シリーズ5作目にして、作者急死のため最終話。並行宇宙に絡め取られ、必死に元の道を模索するフォードは、新しい「ガイド」に問題があることを知る。アーサーは自分の遺伝子を売ってヒッチハイクしながら地球を探すが、事故で辺鄙な惑星ラミュエラに不時着。そこでサンドイッチ作りをしている所で、トリリアンに彼らの娘ランダムと引き合わせられる。ランダムはアーサー宛に送られた新しい「ガイド」を入手。時間的逆行工作を利用して地球へ。フォードとアーサーも地球へ。

傑作!
冒頭のバックアップシステムの話しが非常によく書けていてまず感心。もっともこの年末年始でシステムの切り替えをやっているSEにはツライ話しかも知れないが…。
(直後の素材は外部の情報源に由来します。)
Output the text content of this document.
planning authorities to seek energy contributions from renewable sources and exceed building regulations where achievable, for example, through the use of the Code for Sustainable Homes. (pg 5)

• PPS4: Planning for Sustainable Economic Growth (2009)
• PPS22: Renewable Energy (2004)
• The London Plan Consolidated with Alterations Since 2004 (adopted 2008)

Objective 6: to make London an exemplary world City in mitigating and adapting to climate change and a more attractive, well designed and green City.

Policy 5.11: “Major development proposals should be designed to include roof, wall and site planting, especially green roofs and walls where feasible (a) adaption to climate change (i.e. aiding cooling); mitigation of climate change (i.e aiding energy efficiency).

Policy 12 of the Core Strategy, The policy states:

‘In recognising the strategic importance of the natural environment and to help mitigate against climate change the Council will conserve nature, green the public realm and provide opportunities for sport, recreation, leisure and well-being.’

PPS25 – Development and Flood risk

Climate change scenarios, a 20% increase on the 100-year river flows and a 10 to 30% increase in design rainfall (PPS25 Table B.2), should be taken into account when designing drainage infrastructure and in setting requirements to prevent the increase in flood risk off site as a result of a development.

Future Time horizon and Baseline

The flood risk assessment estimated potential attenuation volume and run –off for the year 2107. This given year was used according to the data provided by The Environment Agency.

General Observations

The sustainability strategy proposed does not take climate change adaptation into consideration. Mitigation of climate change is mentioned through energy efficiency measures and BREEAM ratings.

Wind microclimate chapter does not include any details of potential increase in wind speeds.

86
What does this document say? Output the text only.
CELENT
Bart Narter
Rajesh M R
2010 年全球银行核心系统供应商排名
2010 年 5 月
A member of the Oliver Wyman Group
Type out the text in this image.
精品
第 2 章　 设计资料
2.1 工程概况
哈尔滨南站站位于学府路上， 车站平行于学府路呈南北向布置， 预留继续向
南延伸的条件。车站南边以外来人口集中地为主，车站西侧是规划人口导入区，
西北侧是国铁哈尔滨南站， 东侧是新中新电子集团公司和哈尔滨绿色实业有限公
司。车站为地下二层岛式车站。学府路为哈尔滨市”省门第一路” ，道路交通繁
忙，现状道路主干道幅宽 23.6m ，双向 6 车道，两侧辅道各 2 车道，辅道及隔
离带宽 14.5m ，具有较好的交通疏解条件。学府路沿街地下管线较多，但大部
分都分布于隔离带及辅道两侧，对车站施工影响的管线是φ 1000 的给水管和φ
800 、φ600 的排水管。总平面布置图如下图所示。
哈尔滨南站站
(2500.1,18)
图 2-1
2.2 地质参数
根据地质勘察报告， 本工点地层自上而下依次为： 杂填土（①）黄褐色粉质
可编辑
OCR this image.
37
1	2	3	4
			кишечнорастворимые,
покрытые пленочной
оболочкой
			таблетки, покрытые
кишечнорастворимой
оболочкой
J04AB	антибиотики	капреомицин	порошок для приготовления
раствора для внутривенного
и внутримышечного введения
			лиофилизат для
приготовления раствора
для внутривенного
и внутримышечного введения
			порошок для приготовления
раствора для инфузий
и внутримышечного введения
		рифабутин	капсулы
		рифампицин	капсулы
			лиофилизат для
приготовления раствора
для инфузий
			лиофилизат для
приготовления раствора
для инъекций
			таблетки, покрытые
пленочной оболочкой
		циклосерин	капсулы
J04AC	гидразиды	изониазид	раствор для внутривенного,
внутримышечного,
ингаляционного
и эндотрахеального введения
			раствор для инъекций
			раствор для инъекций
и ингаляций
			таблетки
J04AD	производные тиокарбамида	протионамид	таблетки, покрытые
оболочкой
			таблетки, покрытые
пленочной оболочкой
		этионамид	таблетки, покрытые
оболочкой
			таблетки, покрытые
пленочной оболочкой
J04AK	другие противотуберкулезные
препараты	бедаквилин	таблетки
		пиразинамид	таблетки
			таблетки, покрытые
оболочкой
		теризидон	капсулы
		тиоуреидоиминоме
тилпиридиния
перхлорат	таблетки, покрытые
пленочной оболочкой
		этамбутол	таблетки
以後は、必死に昔のムチャクチャだったが自由はあった「ガイド」を取り戻そうと、本社ビルで孤軍奮闘するフォードの最初の足首をひねるシーケンス、笑わせてくれるランダムの存在、ガイドとランダムのまったく「まとも」な会話、プレスリーの泣かせるシーン(ここのフォードはムチャクチャかっこいい)等、見せ場の連続で最後まで一気呵成。最後もきっちり(?)決め、笑いの要素は減ったものの、シリーズ中もっともスピード感のある作品でした。次回作を期待させるエンディングで、これでお終いとは実に寂しい。作者の若き死が惜しまれます。

あとがきを今、読みましたが、うーん、この閉塞感はありだと思うのだがなぁ…。